For most of the summer, levels of covid in California and the Bay Area have been high.
The test positivity rate has reached 14.3%, up more than 2 percentage points from the previous week, according to Friday’s update from the California Department of Public Health. It is the highest positivity rate has been in a year.
After rising for three months, the positivity rate is quickly approaching the record high positivity rate for a summer rise – 16% in July 2022.
Although test data is no longer available at the local level, Santa Clara County sewage shows that the virus has been spreading at high levels for several weeks. All four sewers – Palo Alto, Sunnyvale, San Jose and Gilroy – have “high” concentrations.
In Contra Costa County, wastewater also shows high concentrations of the virus, and the county’s public health department urged residents this week to wear masks in cramped indoor situations“especially for those at high risk of serious illness if infected.”
“Face masks are an effective tool in reducing the spread of the virus,” Dr. Ori Tzvieli, Contra Costa County’s health director, said in a statement. “This is one of those times. Our health system is not severely affected by covid at this time, and our goal is to keep it that way.”
Dr. John Swartzberg, clinical professor emeritus of infectious diseases and vaccinology at UC Berkeley, thinks Contra Costa Health’s recommendation is “excellent advice.”
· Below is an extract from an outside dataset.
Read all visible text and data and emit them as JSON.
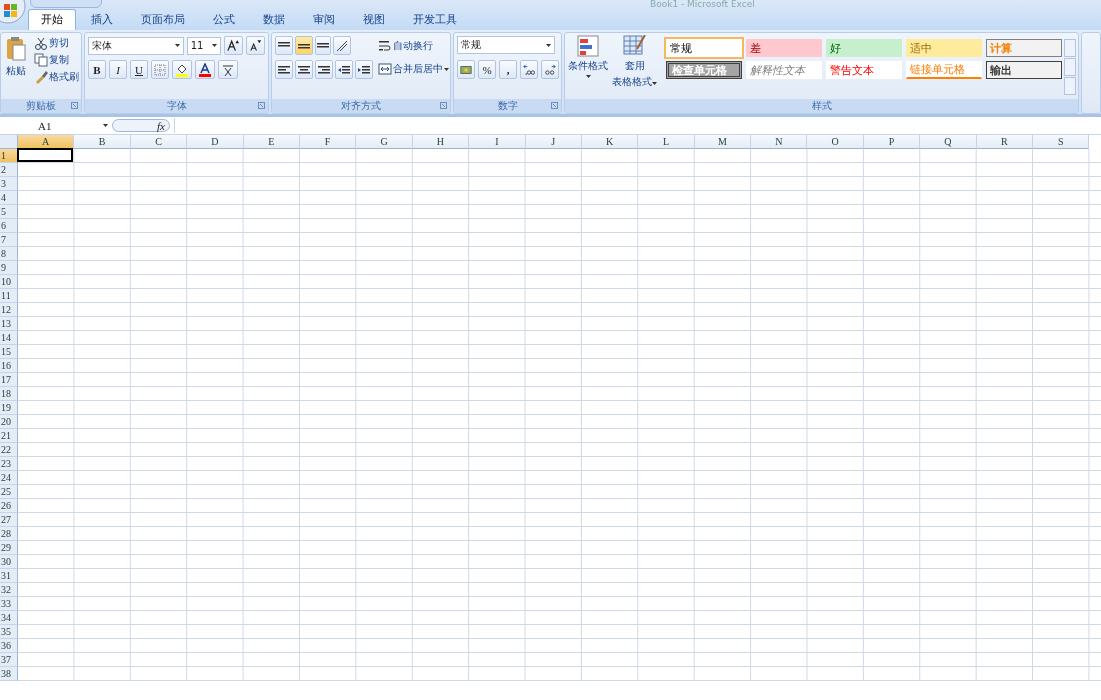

“There are still too many people in hospitals and too many people dying,” Swartzberg said, pointing to the fact that annual deaths from COVID still exceed the number of deaths in a normal flu season.
Contra Costa Health attributes the current long-term increase to the FLiRT strains currently spreading in the western part of the country, which they called “particularly infectious.”
“We didn’t have a long break from the winter surge,” Swartzberg said. He also attributes the virus’s stubborn climb this spring and summer to the current array of variants. “The sub-variants of Omicron keep spinning off new sub-variants that are more transmissible and more immune-defensive.”